Larger RIAs have grown in part because the entire RIA segment is attracting new advisors, many of them breakaways from wirehouses who bring assets to the channel by joining an RIA or starting their own firm.

The main draw to the channel is the idea that they will be placing the clients’ interest ahead of their own, a development the public is increasingly aware of. The fiduciary model actually allows them more flexibility to find investments, says Erik Morgan, senior partner and advisor with Freestone Capital Management, a Seattle-based RIA founded in 1999 that has grown into a $4.2 billion firm, largely by working with high-earning technology workers in the Puget Sound region.

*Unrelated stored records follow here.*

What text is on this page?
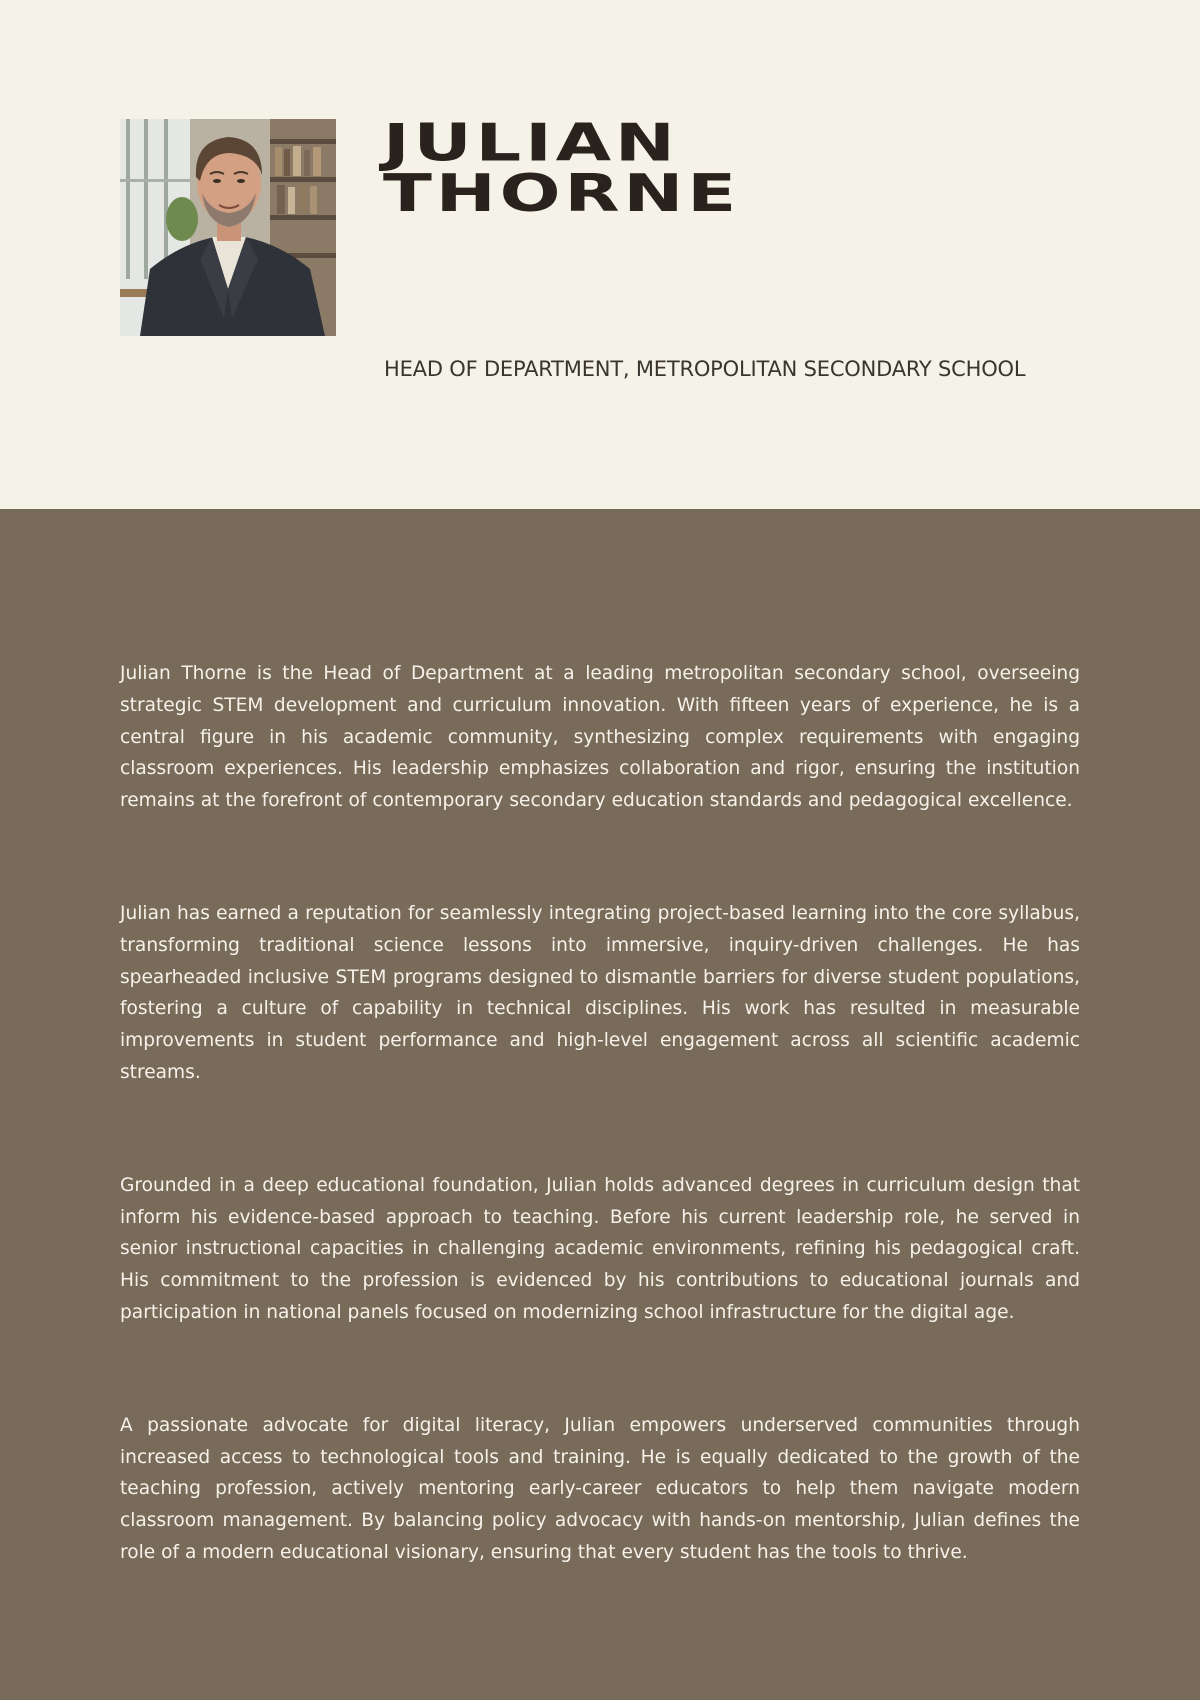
JULIAN
THORNE

HEAD OF DEPARTMENT, METROPOLITAN SECONDARY SCHOOL

Julian Thorne is the Head of Department at a leading metropolitan secondary school, overseeing strategic STEM development and curriculum innovation. With fifteen years of experience, he is a central figure in his academic community, synthesizing complex requirements with engaging classroom experiences. His leadership emphasizes collaboration and rigor, ensuring the institution remains at the forefront of contemporary secondary education standards and pedagogical excellence.

Julian has earned a reputation for seamlessly integrating project-based learning into the core syllabus, transforming traditional science lessons into immersive, inquiry-driven challenges. He has spearheaded inclusive STEM programs designed to dismantle barriers for diverse student populations, fostering a culture of capability in technical disciplines. His work has resulted in measurable improvements in student performance and high-level engagement across all scientific academic streams.

Grounded in a deep educational foundation, Julian holds advanced degrees in curriculum design that inform his evidence-based approach to teaching. Before his current leadership role, he served in senior instructional capacities in challenging academic environments, refining his pedagogical craft. His commitment to the profession is evidenced by his contributions to educational journals and participation in national panels focused on modernizing school infrastructure for the digital age.

A passionate advocate for digital literacy, Julian empowers underserved communities through increased access to technological tools and training. He is equally dedicated to the growth of the teaching profession, actively mentoring early-career educators to help them navigate modern classroom management. By balancing policy advocacy with hands-on mentorship, Julian defines the role of a modern educational visionary, ensuring that every student has the tools to thrive.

That ability to serve clients better is one of the reasons advisors moving from a brokerage firm to the RIA channel end up happier and wealthier, according to the March 2018 “Independent Advisor Sophomore Study” from Charles Schwab.

High-net-worth clients are especially aware of the difference in models, says Drew McMorrow, president and CEO of Boston’s Ballentine Partners, which serves such elite clientele. “There’s a simultaneous growing awareness that a tax-sensitive, risk-aware investment approach can be a very successful strategy, and that’s adding to our ability to market,” says McMorrow, whose firm has garnered some $6.7 billion in AUM since its 1984 founding.

Out Of The DOL Frying Pan

The Department of Labor’s fiduciary rule, which would have deemed any advisor rendering recommendations within retirement accounts as fiduciaries, has fallen by the wayside. On March 15, the U.S. Fifth Circuit Court of Appeals vacated the rule.